Knight introduces one of the text’s main themes, The Psychological Toll of Isolation and Secrets, in this section. Catherine’s desire to keep the truth about her sexual assault hidden isolates her from her husband and her son. Catherine frequently lies to her family to keep up appearances. For example, she pretends her anxiety symptoms are the result of getting too drunk at the award show: “She hears herself, sounding so normal, so plausible. Shaky fingers could be a hangover” (21). She doesn’t want to burden her husband and son with her secret after 20 years, but in exchange, her relationships with them are surface-level. She must deal with the secret alone, experiencing psychological pain that manifests not only in paranoia and anxiety, but also in physical symptoms like nausea, sweating, and insomnia. Stephen’s isolation is induced by the death of his wife and his dismissal. His consuming grief inspires delusions; he starts talking to Nancy’s spirit and imagines he sees her out on the street. Stephen chooses to conjure up his deceased wife to keep him company, rather than attempting to move forward from her loss. As he copies out her manuscript for a full year, he fantasizes that he “felt Nancy smiling at me, encouraging me on” (49).

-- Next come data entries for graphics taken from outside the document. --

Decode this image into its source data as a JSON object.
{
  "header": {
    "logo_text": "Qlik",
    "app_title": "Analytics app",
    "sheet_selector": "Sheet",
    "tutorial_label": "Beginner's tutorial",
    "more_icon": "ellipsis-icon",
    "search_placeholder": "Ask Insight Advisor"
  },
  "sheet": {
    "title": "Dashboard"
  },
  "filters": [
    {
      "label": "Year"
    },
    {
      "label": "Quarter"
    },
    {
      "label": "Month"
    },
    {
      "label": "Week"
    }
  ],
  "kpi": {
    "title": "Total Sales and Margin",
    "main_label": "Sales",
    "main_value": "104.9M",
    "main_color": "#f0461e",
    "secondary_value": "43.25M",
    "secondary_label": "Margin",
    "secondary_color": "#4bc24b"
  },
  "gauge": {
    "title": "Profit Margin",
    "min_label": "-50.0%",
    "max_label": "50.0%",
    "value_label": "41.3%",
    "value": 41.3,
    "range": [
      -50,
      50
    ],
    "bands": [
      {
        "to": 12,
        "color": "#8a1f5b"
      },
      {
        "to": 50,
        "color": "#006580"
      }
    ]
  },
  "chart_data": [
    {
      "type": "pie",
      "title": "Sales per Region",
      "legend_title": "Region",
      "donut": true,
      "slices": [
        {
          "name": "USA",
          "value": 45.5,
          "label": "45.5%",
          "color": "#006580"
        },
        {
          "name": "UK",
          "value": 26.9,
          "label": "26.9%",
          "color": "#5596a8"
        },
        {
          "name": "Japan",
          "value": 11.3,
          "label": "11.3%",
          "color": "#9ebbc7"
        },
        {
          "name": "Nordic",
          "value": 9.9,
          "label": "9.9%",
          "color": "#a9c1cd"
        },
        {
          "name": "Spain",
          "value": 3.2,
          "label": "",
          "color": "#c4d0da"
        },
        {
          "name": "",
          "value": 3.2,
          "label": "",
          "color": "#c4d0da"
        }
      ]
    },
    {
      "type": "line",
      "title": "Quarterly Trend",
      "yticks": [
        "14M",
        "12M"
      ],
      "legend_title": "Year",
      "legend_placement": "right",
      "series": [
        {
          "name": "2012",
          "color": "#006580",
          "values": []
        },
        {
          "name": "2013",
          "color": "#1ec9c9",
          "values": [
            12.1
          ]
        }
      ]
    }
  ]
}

The text’s three main symbols first appear in this section. Chapter 1 introduces The Perfect Stranger, the book Stephen and Nancy Brigstocke write about Catherine’s secret. To Catherine, the book represents the threat of exposure, whereas the Brigstockes see the book as a means of justice. Jonathan’s photographs, the catalyst for Nancy writing the book, are another major symbol. The photos put into question the validity of documentary evidence, which the novel posits can be interpreted in multiple ways by people guided by different emotions and motivations: To the Brigstockes, the photos establish the indisputable fact that Catherine had sexual relationship with Jonathan; however, the photographs also obscure the reality of what really happened between Jonathan and Catherine. The final symbol is Nancy’s cardigan, which Stephen keeps because of the memories associated with his wife. The cardigan comes to symbolize Stephen’s desire to keep Nancy’s presence alive in his house, even at the cost of his own psychological wellbeing.